GSA Connects 2021 in Portland, Oregon

Paper No. 145-8
Presentation Time: 9:50 AM


LANE, Christine1, MARTIN-JONES, Catherine M.2, WYNTON, Hannah L.1, BLEGEN, Nick1, PIERMATTEI, Alma1, MARK, Darren F.3, VAN DAELE, Maarten4 and VAN DER MEEREN, Thijs5, (1)Department of Geography, University of Cambridge, Downing Place, Cambridge, CB2 3EN, United Kingdom, (2)Department of Earth Sciences, University of Cambridge, Cmabridge, CB2 3EQ, United Kingdom; Department of Geography, University of Cambridge, Downing Place, Cambridge, CB2 3EN, United Kingdom; Department of Biology, Ghent University, Gent, B-9000, Belgium, (3)Department of Earth and Environmental Sciences, University of St Andrews, Irvine Building, St Andrews, KY16 9AL, United Kingdom, (4)Department of Geology, Ghent University, Gent, B-9000, Belgium, (5)Department of Biology, Ghent University, Gent, B-9000, Belgium

Throughout the timeframe of hominin evolution, explosive volcanism along the length of the East African Rift (EAR) has intermittently blanketed landscapes with volcanic ash (tephra).

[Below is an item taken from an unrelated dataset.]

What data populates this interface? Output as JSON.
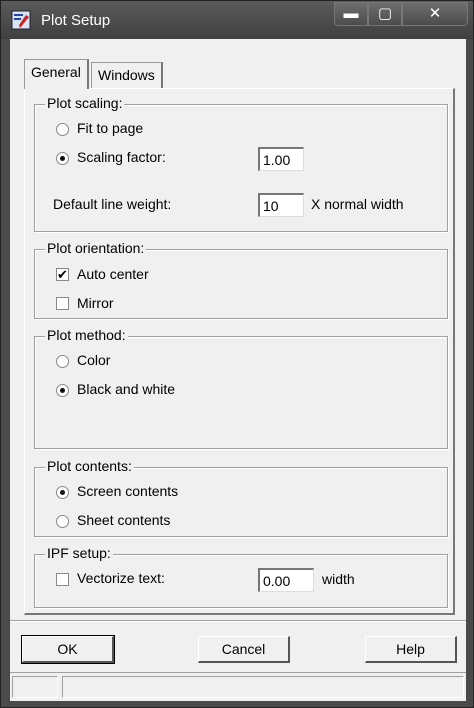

Tephra layers in outcrops, or exposed at depth by excavation, have long provided a means to date and correlate geoarchaeological sequences. More recently, systematic investigations of tephra layers in lake-sediment records are filling in the gaps in regional tephrostratigraphies and provide an expanding dossier of geochemically characterised tephra isochrons that can be used for the correlation of diverse tephra-bearing records over distances of 10s to 1000s of km distance. An example is provided by the tephrostratigraphy of the ~250 kyr DeepCHALLA drilled lake-sediment record, which was retrieved in 2016 from Lake Chala, a crater lake near Mt Kilimanjaro on the border of Kenya and Tanzania. The DeepCHALLA sediment sequence provides a high-resolution palaeoenvironmental record contemporary with the Middle and Late Stone Age in eastern Africa.

Thirty visible tephra layers derive either from off-rift basaltic scoria-cone eruptions in the nearby Chyulu Hills and Mt Kilimanjaro, from explosive activity at Mt Meru ~100 km west of Chala, or from volcanoes further afield in the Central Kenyan Rift. Direct Ar-dating of 11 tephra layers, with suitable K-rich crystal contents, provide absolutely dated anchor points for the DeepCHALLA chronology. Geochemical correlations between visible tephra found in Lake Chala sediments and in geoarchaeological sequences across Kenya demonstrate the potential for using tephra isochrons to precisely link these records. Ongoing analysis of this sediment record indicates that the visible tephra layers represent only a fraction of those recorded in the Lake Chala sequence. Also present throughout the sequence are cryptotephra – microscopic layers of tephra not visible to the naked eye that derive from extremely far-travelled, or low volume, explosive eruptions. The DeepCHALLA tephra record is providing unprecedented detail into the timing and reach of past explosive volcanism in the Kenyan Rift. Furthermore, with both regional and extra-regional tephra tie lines to geoarchaeological sequences, the site is a key locality for refining an interconnected tephrostratigraphy of the EAR.